Re-engineering project overcomes supply issues

The issue

Amasec Airfil produces air pillow packing systems that provide companies with cost-effective and environmentally-friendly plastic ‘air bags’ to ensure products are packed securely and reach their destination in the best possible condition.

The company’s core business is the supply of consumables so it needed to produce its machines cost-efficiently. It had outsourced production to the Czech Republic, but the unreliably of supply was undermining the cost benefits.

Amasec approached Shearline Precision Engineering (SPE) to see if the production process could be improved so that delivery times and security of supply could be improved without an excessive increase in cost.

Re-engineering to improve efficiency

Amasec provides its customers with a choice of two machines: Airfil A220, which can produce up to 100 pillows per minute, and Airfil A400, which can produce up to 180 pillows per minute. Two different designs were needed for producing two air pillow sizes. The company offers a variety of types of film including both recyclable, degradable, natural compostable formulations, and a range of sizes, from 200mm to 400mm wide, with the option of custom printing.

The machines needed to be low cost, robust and easy to maintain.

SPE took on this requirement specification and analysed the design and production process for the machines.

Although it is based on a simple concept, the machine itself is complex with a pump, an air pipe, electrical equipment, isolators, solenoids, and drives and belts for ensuring the film is guided round and through the right heads.

An additional problem was the absence of any technical drawings for the machine.
SPE took the machine apart and started to engineer improvements into the design. The process was documented to create drawings and a bill of materials. Working closely with the customer, SPE made efficiencies such as standardising the drill-hole size, which reduced the number of different components required and the amount of tooling.

The result was a much more standardised product at reduced costs, as the need to change tools when assembling, or when servicing and taking the machines apart, was removed.

The initial order was for 25 of each of the A220 and the A400. These machines are made out of stainless steel and SPE was able to make every part from scratch.

SPE took responsibility for the entire project including machining the parts, sourcing components such as transformers, pumps, cables and connectors, creating the sheet metal parts for the final structure, and assembling the final product and testing it. Amasec provided the control software which SPE uploaded into the chip and also tested.
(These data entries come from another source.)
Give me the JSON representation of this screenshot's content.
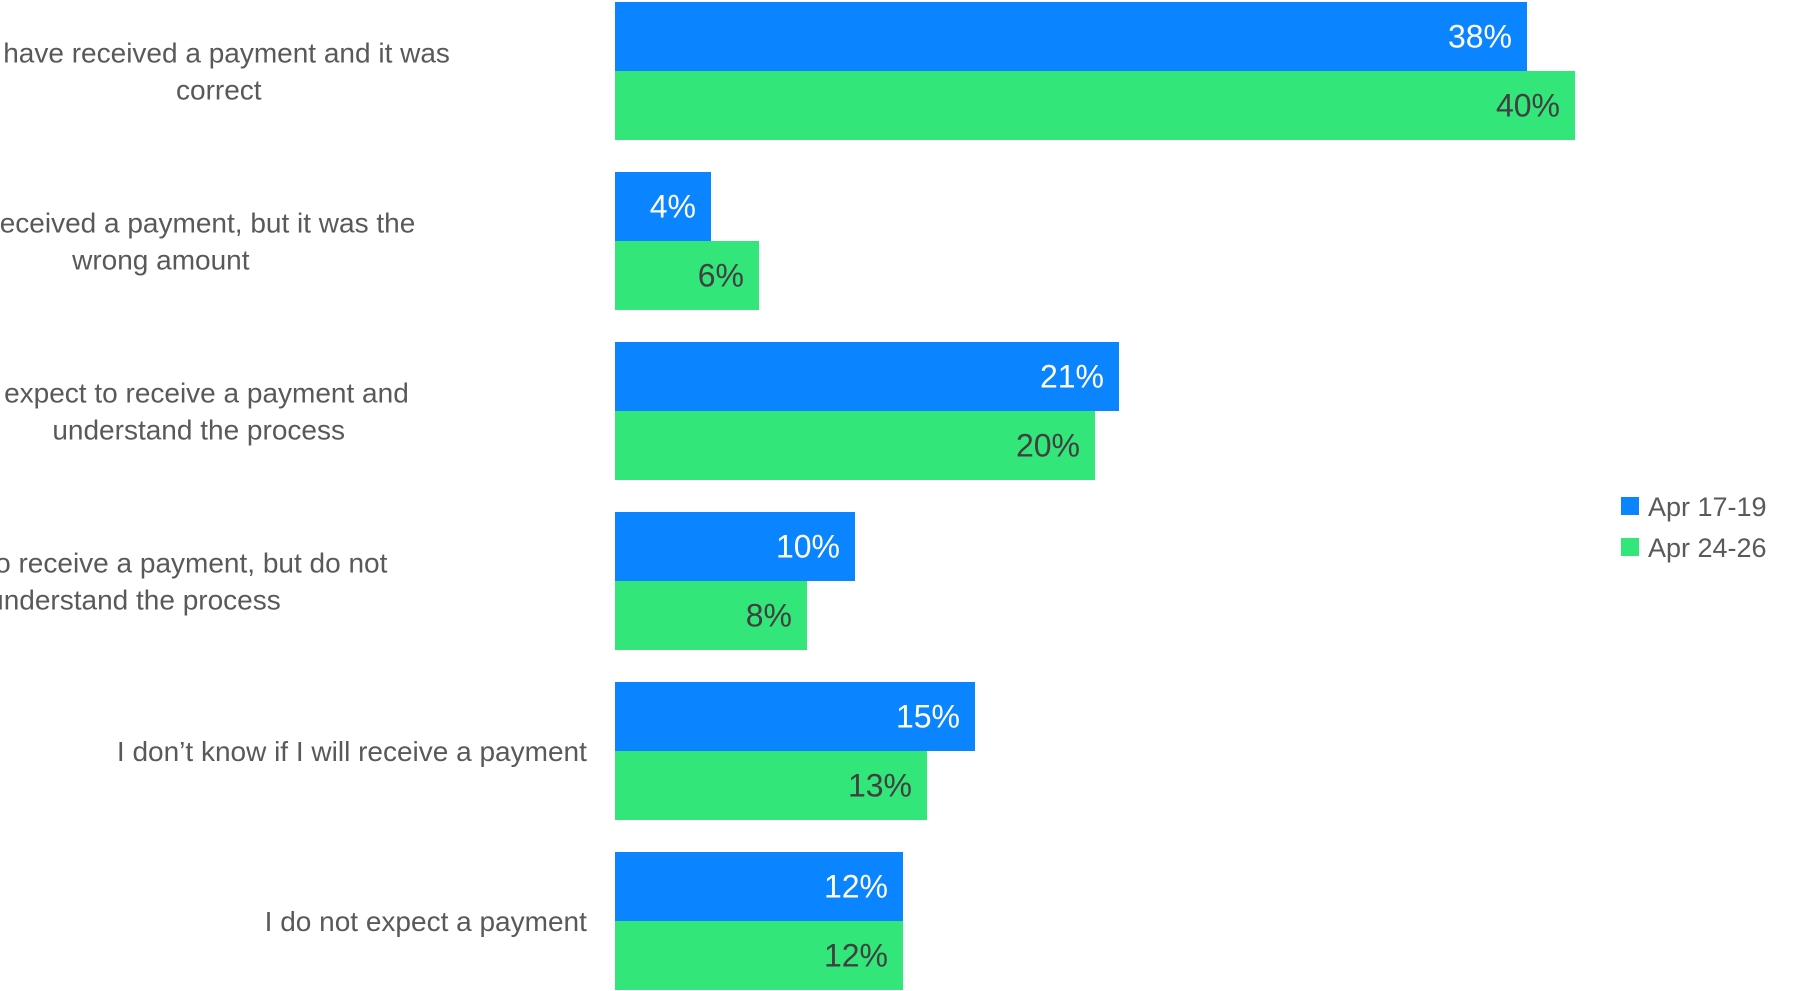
{
  "chart_data": {
    "type": "bar",
    "orientation": "horizontal",
    "categories": [
      [
        "I have received a payment and it was",
        "correct"
      ],
      [
        "I have received a payment, but it was the",
        "wrong amount"
      ],
      [
        "I expect to receive a payment and",
        "understand the process"
      ],
      [
        "I expect to receive a payment, but do not",
        "understand the process"
      ],
      [
        "I don’t know if I will receive a payment"
      ],
      [
        "I do not expect a payment"
      ]
    ],
    "series": [
      {
        "name": "Apr 17-19",
        "color": "#0A84FF",
        "label_color": "#FFFFFF",
        "values": [
          38,
          4,
          21,
          10,
          15,
          12
        ],
        "labels": [
          "38%",
          "4%",
          "21%",
          "10%",
          "15%",
          "12%"
        ]
      },
      {
        "name": "Apr 24-26",
        "color": "#33E67A",
        "label_color": "#404040",
        "values": [
          40,
          6,
          20,
          8,
          13,
          12
        ],
        "labels": [
          "40%",
          "6%",
          "20%",
          "8%",
          "13%",
          "12%"
        ]
      }
    ],
    "xlim": [
      0,
      40
    ],
    "grid": false,
    "legend_position": "right"
  }
}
By having responsibility for the whole project, SPE was able to build the correct tolerances into the products and capture the production process in a good set of technical drawings. This is vital for quality control.

Amasec was able to specify improvements to the design and SPE adapted the production process to address these requirements.

The technical drawings and standardisation improvements made by SPE also mean that Amasec is not tied into one supplier and has the flexibility to respond effectively to peaks in demand.

The result is a machine that is cost-efficient to manufacture and maintain.